When a function is decorated [BirdsEye.trace_function]

  1. [TracedFile.__init__] The entire file is parsed using the standard ast module. The tree is modified so that every expression is wrapped in two function calls [_NodeVisitor.visit_expr] and every statement is wrapped in a with block [_NodeVisitor.visit_stmt].
  2. [BirdsEye.compile] An ASTTokens object is created so that the positions of AST nodes in the source code are known.
  3. The modified tree is compiled into a code object. Inside this we find the code object corresponding to the function being traced.
  4. The __globals__ of the function are updated to contain references to the functions that were inserted into the tree in step 1.
  5. A new function object is created that’s a copy of the original function except with the new code object.
  6. An HTML document is constructed where the expressions and statements of the source are wrapped in <span>s.
  7. A Function row is stored in the database containing the HTML and other metadata about the function.
  8. A CodeInfo object is kept in memory to keep track of metadata about the function.

When a function runs

  1. When the first statement of the function runs, the tracer notices that it’s the first statement and calls TreeTracerBase._enter_call. A new FrameInfo is created and associated with the current frame.
  2. [BirdsEye.enter_call] The arguments to the function are noted and stored in the FrameInfo. If the parent frame is also being traced, this is noted as an inner call of the parent call.
  3. A _StmtContext is created for every statement in the function. These lead to calling BirdsEye.before_stmt and BirdsEye.after_stmt.
  4. For every expression in the function call, BirdsEye.before_expr and BirdsEye.after_expr are called. The values of expressions are expanded in NodeValue.expression and stored in an Iteration, belonging either directly to the current FrameInfo (if this is at the top level of the function) or indirectly via an IterationList (if this is inside a loop).
  5. When the function call ends, BirdsEye.exit_call is called. The data from the current FrameInfo is gathered and stored in the database in a new Call row.

Testing

Run python setup.py test to install test requirements and run all tests with a single Python interpreter. You will need to have phantomjs installed, e.g. via:

npm install --global phantomjs

Run tox (pip install tox) to run tests on all supported versions of Python: 2.7, 3.5, and 3.6. You must install the interpreters separately yourself.
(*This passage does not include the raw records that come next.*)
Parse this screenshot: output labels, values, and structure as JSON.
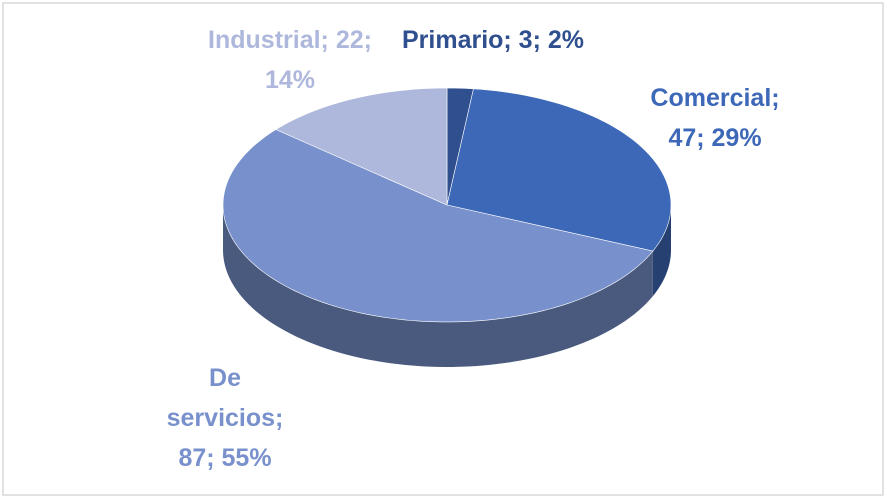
{
  "chart_data": {
    "type": "pie",
    "categories": [
      "Primario",
      "Comercial",
      "De servicios",
      "Industrial"
    ],
    "values": [
      3,
      47,
      87,
      22
    ],
    "value_labels": [
      "Primario; 3; 2%",
      "Comercial; 47; 29%",
      "De servicios; 87; 55%",
      "Industrial; 22; 14%"
    ],
    "colors": [
      "#2f4f8f",
      "#3d68b8",
      "#7891cc",
      "#aeb8dc"
    ]
  }
}
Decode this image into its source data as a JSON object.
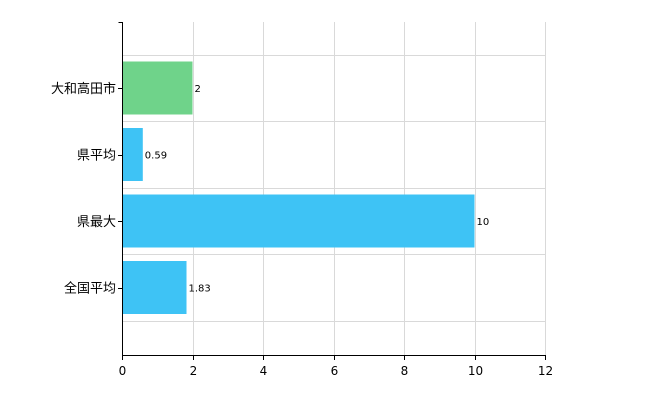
{
  "chart_data": {
    "type": "bar",
    "orientation": "horizontal",
    "categories": [
      "大和高田市",
      "県平均",
      "県最大",
      "全国平均"
    ],
    "values": [
      2,
      0.59,
      10,
      1.83
    ],
    "value_labels": [
      "2",
      "0.59",
      "10",
      "1.83"
    ],
    "bar_colors": [
      "#6fd38a",
      "#3ec3f5",
      "#3ec3f5",
      "#3ec3f5"
    ],
    "xlim": [
      0,
      12
    ],
    "xticks": [
      0,
      2,
      4,
      6,
      8,
      10,
      12
    ],
    "grid": true
  }
}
Pushes to GitHub will trigger a build on Travis to run tests automatically. This will run misc/travis_test.sh.

test_against_files

One of the tests involves comparing data produced by the debugger to the contents of golden JSON files. This produces massive diffs when the tests fail. To read these I suggest redirecting or copying the output to a file and then doing a regex search for ^[+-] to find the actual differences.

If you’re satisfied that the code is doing the correct thing and the golden files need to be updated, set the environment variable FIX_TESTS=1, then rerun the tests. This will write to the files instead of comparing to them. Since there are files for each version of python, you will need to run the tests on all supported interpreters, so tox is recommended.
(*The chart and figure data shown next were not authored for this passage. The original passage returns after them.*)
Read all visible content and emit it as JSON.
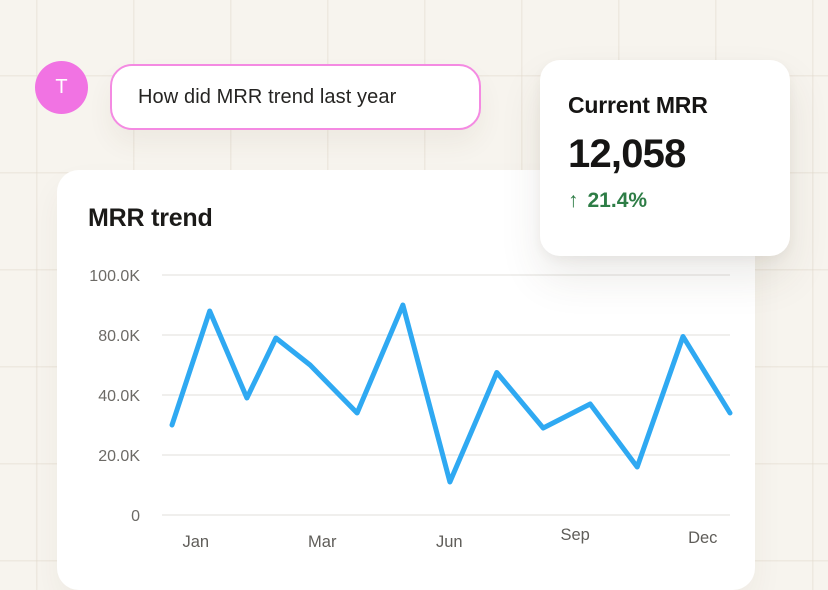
{
  "page": {
    "background_color": "#f7f4ee"
  },
  "user": {
    "avatar_initial": "T",
    "avatar_color": "#f173e3"
  },
  "chat": {
    "question": "How did MRR trend last year",
    "bubble_border_color": "#f48ae2"
  },
  "metric_card": {
    "title": "Current MRR",
    "value": "12,058",
    "arrow_icon": "↑",
    "delta": "21.4%",
    "delta_color": "#2e7d46"
  },
  "chart_card": {
    "title": "MRR trend"
  },
  "chart_data": {
    "type": "line",
    "title": "MRR trend",
    "unit": "K",
    "grid": true,
    "legend": false,
    "line_color": "#2fa9f2",
    "grid_color": "#ebeae7",
    "tick_color": "#6c6a66",
    "xlabel_color": "#5f5d59",
    "y_ticks": [
      {
        "label": "100.0K",
        "value": 100
      },
      {
        "label": "80.0K",
        "value": 80
      },
      {
        "label": "40.0K",
        "value": 40
      },
      {
        "label": "20.0K",
        "value": 20
      },
      {
        "label": "0",
        "value": 0
      }
    ],
    "x_labels": [
      {
        "label": "Jan",
        "pos": 0.079,
        "dy": 0
      },
      {
        "label": "Mar",
        "pos": 0.297,
        "dy": 0
      },
      {
        "label": "Jun",
        "pos": 0.516,
        "dy": 0
      },
      {
        "label": "Sep",
        "pos": 0.733,
        "dy": -7
      },
      {
        "label": "Dec",
        "pos": 0.953,
        "dy": -4
      }
    ],
    "series": [
      {
        "name": "MRR",
        "points": [
          {
            "x": 0.038,
            "value": 30
          },
          {
            "x": 0.103,
            "value": 88
          },
          {
            "x": 0.167,
            "value": 39
          },
          {
            "x": 0.217,
            "value": 78
          },
          {
            "x": 0.276,
            "value": 60
          },
          {
            "x": 0.357,
            "value": 34
          },
          {
            "x": 0.436,
            "value": 90
          },
          {
            "x": 0.517,
            "value": 11
          },
          {
            "x": 0.598,
            "value": 55
          },
          {
            "x": 0.678,
            "value": 29
          },
          {
            "x": 0.759,
            "value": 37
          },
          {
            "x": 0.84,
            "value": 16
          },
          {
            "x": 0.919,
            "value": 79
          },
          {
            "x": 1.0,
            "value": 34
          }
        ]
      }
    ]
  }
}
Browser screenshots for test failures

test_interface.py runs a test using selenium and phantomjs. If it fails, it produces a file error_screenshot.png which is helpful for debugging the failure locally. If the test only fails on travis, you can use the misc/travis_screenshot.py script to obtain the screenshot. See the module docstring for details.

Linting

None of this is strictly required, but may help spot errors to improve the development process.

Linting Python using mypy (type warnings)
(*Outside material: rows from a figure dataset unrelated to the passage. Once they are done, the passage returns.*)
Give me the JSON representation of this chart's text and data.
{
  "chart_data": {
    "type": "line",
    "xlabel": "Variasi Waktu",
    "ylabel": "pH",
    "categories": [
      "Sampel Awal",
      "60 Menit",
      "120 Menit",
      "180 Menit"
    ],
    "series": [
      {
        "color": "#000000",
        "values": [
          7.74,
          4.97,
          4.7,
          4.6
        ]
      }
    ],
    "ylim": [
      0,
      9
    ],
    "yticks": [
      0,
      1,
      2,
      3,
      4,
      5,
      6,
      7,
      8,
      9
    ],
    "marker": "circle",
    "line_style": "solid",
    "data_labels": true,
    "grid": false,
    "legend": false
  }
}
The code has type hints so that mypy can be used on it, but there are many false warnings for various reasons. To ignore these, use the misc/mypy_filter.py script. The docstring explains in more detail.

Linting JavaScript using gulp and eslint

  1. Install npm
  2. Change to the gulp directory.
  3. Run install-deps.sh.
  4. Run gulp. This will lint the JavaScript continuously, checking every time the files change.